2021 Shannons Autumn Timed Online Auction

1923 Indian Standard Power Plus Outfit with Sidecar (Project)





This lot is no longer available

Based in Springfield, Massachusetts, the Indian Motorcycle Company was the only motorcycle manufacturer able to compete on equal terms with the might of Harley-Davidson for the first half of the 20th Century. With its origins as a producer of bicycles, the partnership of George Hendee and Oscar Hedstrom followed the familiar practice of building a powered version in 1901, using a proprietary Thor single horsepower engine, and from the emergence of the first V-twin in 1907, Indian quickly established itself as a maker of quality motorcycles. Indian steadily evolved over the next decade, with developments like a steel cylinder head in place of the original cast iron one, sprung front forks and the first ever use of a twist grip sealing the company’s reputation for technical innovation.
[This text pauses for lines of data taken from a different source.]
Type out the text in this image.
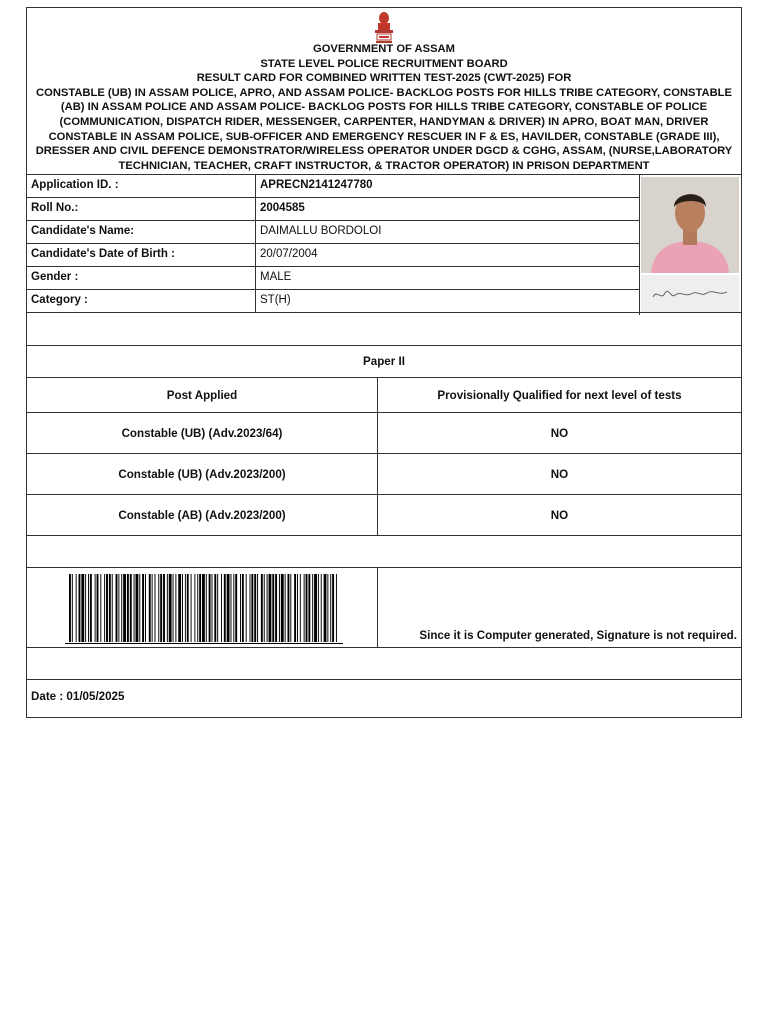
GOVERNMENT OF ASSAM
STATE LEVEL POLICE RECRUITMENT BOARD
RESULT CARD FOR COMBINED WRITTEN TEST-2025 (CWT-2025) FOR
CONSTABLE (UB) IN ASSAM POLICE, APRO, AND ASSAM POLICE- BACKLOG POSTS FOR HILLS TRIBE CATEGORY, CONSTABLE
(AB) IN ASSAM POLICE AND ASSAM POLICE- BACKLOG POSTS FOR HILLS TRIBE CATEGORY, CONSTABLE OF POLICE
(COMMUNICATION, DISPATCH RIDER, MESSENGER, CARPENTER, HANDYMAN & DRIVER) IN APRO, BOAT MAN, DRIVER
CONSTABLE IN ASSAM POLICE, SUB-OFFICER AND EMERGENCY RESCUER IN F & ES, HAVILDER, CONSTABLE (GRADE III),
DRESSER AND CIVIL DEFENCE DEMONSTRATOR/WIRELESS OPERATOR UNDER DGCD & CGHG, ASSAM, (NURSE,LABORATORY
TECHNICIAN, TEACHER, CRAFT INSTRUCTOR, & TRACTOR OPERATOR) IN PRISON DEPARTMENT
Application ID. :	APRECN2141247780
Roll No.:	2004585
Candidate's Name:	DAIMALLU BORDOLOI
Candidate's Date of Birth :	20/07/2004
Gender :	MALE
Category :	ST(H)
Paper II
Post Applied	Provisionally Qualified for next level of tests
Constable (UB) (Adv.2023/64)	NO
Constable (UB) (Adv.2023/200)	NO
Constable (AB) (Adv.2023/200)	NO
Since it is Computer generated, Signature is not required.
Date : 01/05/2025
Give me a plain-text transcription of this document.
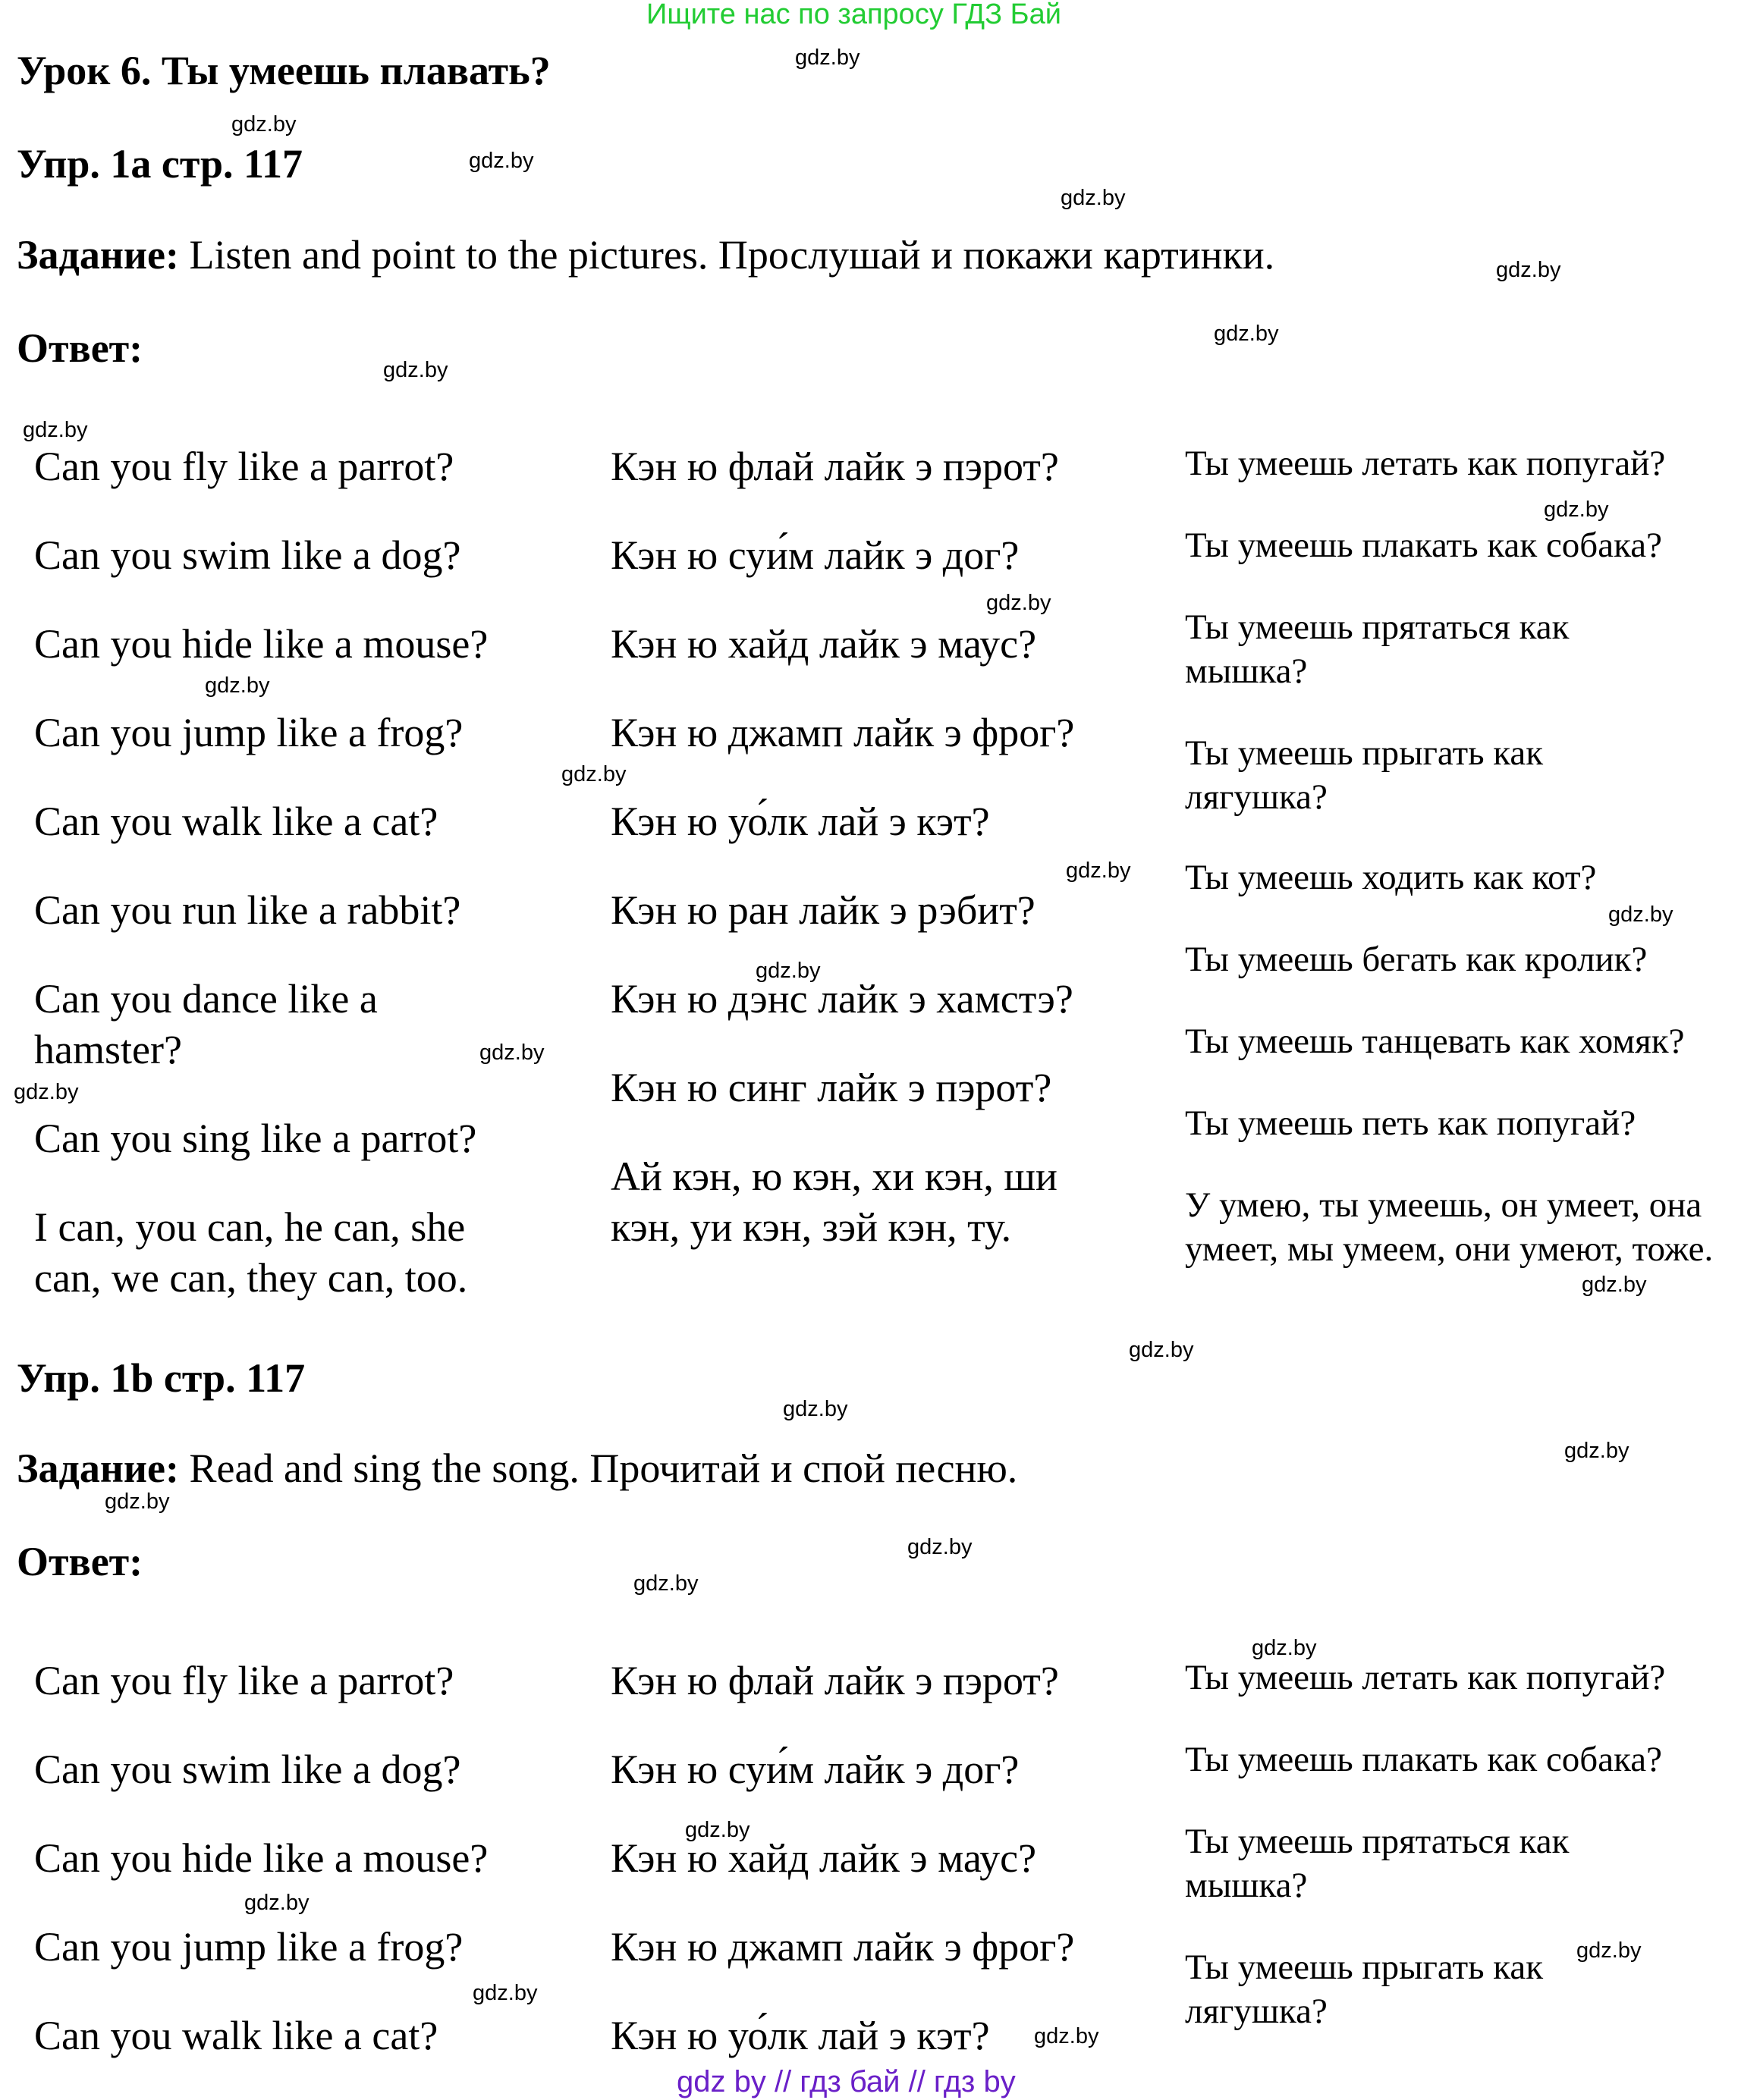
Ищите нас по запросу ГДЗ Бай
Урок 6. Ты умеешь плавать?
Упр. 1a стр. 117
Задание: Listen and point to the pictures. Прослушай и покажи картинки.
Ответ:
Can you fly like a parrot?
Can you swim like a dog?
Can you hide like a mouse?
Can you jump like a frog?
Can you walk like a cat?
Can you run like a rabbit?
Can you dance like a hamster?
Can you sing like a parrot?
I can, you can, he can, she can, we can, they can, too.
Кэн ю флай лайк э пэрот?
Кэн ю суи́м лайк э дог?
Кэн ю хайд лайк э маус?
Кэн ю джамп лайк э фрог?
Кэн ю уо́лк лай э кэт?
Кэн ю ран лайк э рэбит?
Кэн ю дэнс лайк э хамстэ?
Кэн ю синг лайк э пэрот?
Ай кэн, ю кэн, хи кэн, ши кэн, уи кэн, зэй кэн, ту.
Ты умеешь летать как попугай?
Ты умеешь плакать как собака?
Ты умеешь прятаться как мышка?
Ты умеешь прыгать как лягушка?
Ты умеешь ходить как кот?
Ты умеешь бегать как кролик?
Ты умеешь танцевать как хомяк?
Ты умеешь петь как попугай?
У умею, ты умеешь, он умеет, она умеет, мы умеем, они умеют, тоже.
Упр. 1b стр. 117
Задание: Read and sing the song. Прочитай и спой песню.
Ответ:
Can you fly like a parrot?
Can you swim like a dog?
Can you hide like a mouse?
Can you jump like a frog?
Can you walk like a cat?
Кэн ю флай лайк э пэрот?
Кэн ю суи́м лайк э дог?
Кэн ю хайд лайк э маус?
Кэн ю джамп лайк э фрог?
Кэн ю уо́лк лай э кэт?
Ты умеешь летать как попугай?
Ты умеешь плакать как собака?
Ты умеешь прятаться как мышка?
Ты умеешь прыгать как лягушка?
gdz.by
gdz.by
gdz.by
gdz.by
gdz.by
gdz.by
gdz.by
gdz.by
gdz.by
gdz.by
gdz.by
gdz.by
gdz.by
gdz.by
gdz.by
gdz.by
gdz.by
gdz.by
gdz.by
gdz.by
gdz.by
gdz.by
gdz.by
gdz.by
gdz.by
gdz.by
gdz.by
gdz.by
gdz.by
gdz.by
gdz by // гдз бай // гдз by
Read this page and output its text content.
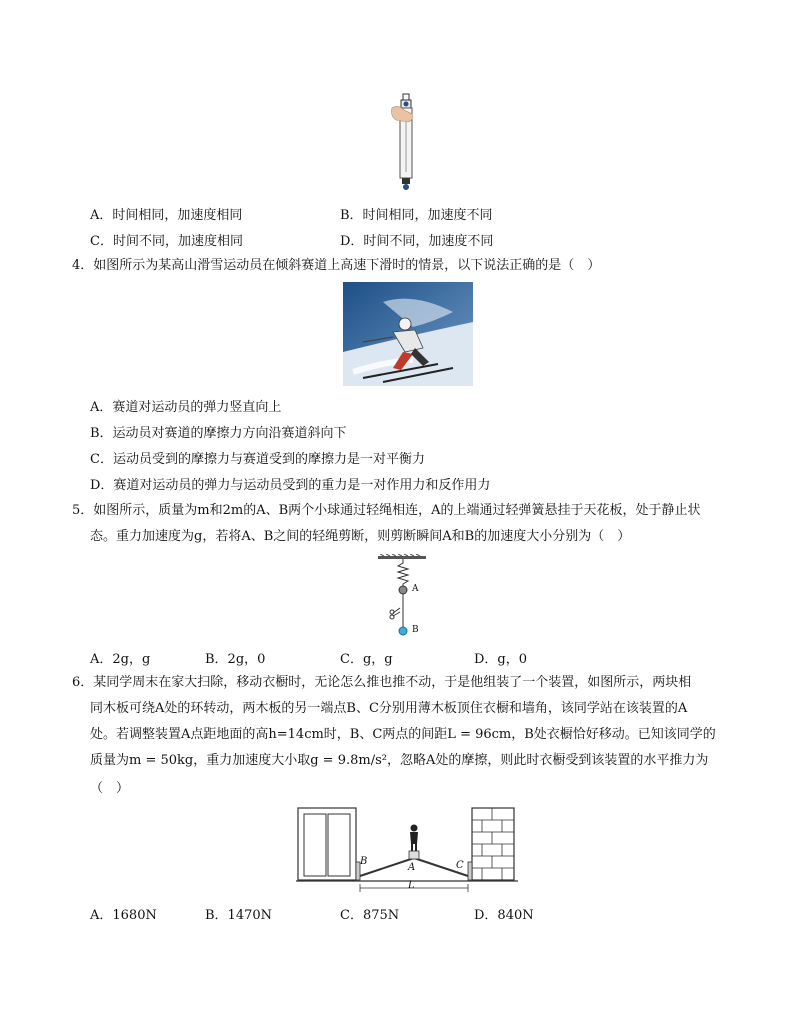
A．时间相同，加速度相同	B．时间相同，加速度不同
C．时间不同，加速度相同	D．时间不同，加速度不同
4．如图所示为某高山滑雪运动员在倾斜赛道上高速下滑时的情景，以下说法正确的是（　）
A．赛道对运动员的弹力竖直向上
B．运动员对赛道的摩擦力方向沿赛道斜向下
C．运动员受到的摩擦力与赛道受到的摩擦力是一对平衡力
D．赛道对运动员的弹力与运动员受到的重力是一对作用力和反作用力
5．如图所示，质量为m和2m的A、B两个小球通过轻绳相连，A的上端通过轻弹簧悬挂于天花板，处于静止状
态。重力加速度为g，若将A、B之间的轻绳剪断，则剪断瞬间A和B的加速度大小分别为（　）
A
B
A．2g，g	B．2g，0	C．g，g	D．g，0
6．某同学周末在家大扫除，移动衣橱时，无论怎么推也推不动，于是他组装了一个装置，如图所示，两块相
同木板可绕A处的环转动，两木板的另一端点B、C分别用薄木板顶住衣橱和墙角，该同学站在该装置的A
处。若调整装置A点距地面的高h=14cm时，B、C两点的间距L = 96cm，B处衣橱恰好移动。已知该同学的
质量为m = 50kg，重力加速度大小取g = 9.8m/s²，忽略A处的摩擦，则此时衣橱受到该装置的水平推力为
（　）
B
A	C
L
A．1680N	B．1470N	C．875N	D．840N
Starting in 1906, Indians were powered by engines built in-house by the Hendee Manufacturing Company, using Hedstrom’s own carburettors, while the first Indian V-twin appeared the following year. Following Oscar Hedstrom’s decision to quit in 1913, his replacement Charles Gustafson designed a number of new products, including the new V-twin Powerplus range in 1916. The Powerplus was Indian’s first ever flathead engine, a four-stroke unit displacing 61ci and developing 16 horsepower, a considerable improvement over Hedstrom’s own V-twin. Initially mounted in the existing rigid frame, Indian offered the Powerplus with the option of its patented Cradle Spring Frame from 1913, featuring a rear swingarm with trailing leaf springs for a more comfortable ride.  The Powerplus had a three-speed gearbox and kick-starter, while early problems with piston slap were cured by lengthening the barrels and pistons and relocating the piston wrist pin in 1917. In September 1919 a revised frame design, using the engine as a stressed member, was introduced and a version with a lowered top tube and steering head earned the nickname Daytona the following year. From 1920 the Powerplus was offered with the option of a larger 74ci engine and remained in production until 1923, being renamed the Standard that year and sold alongside its eventual successor, the Chief.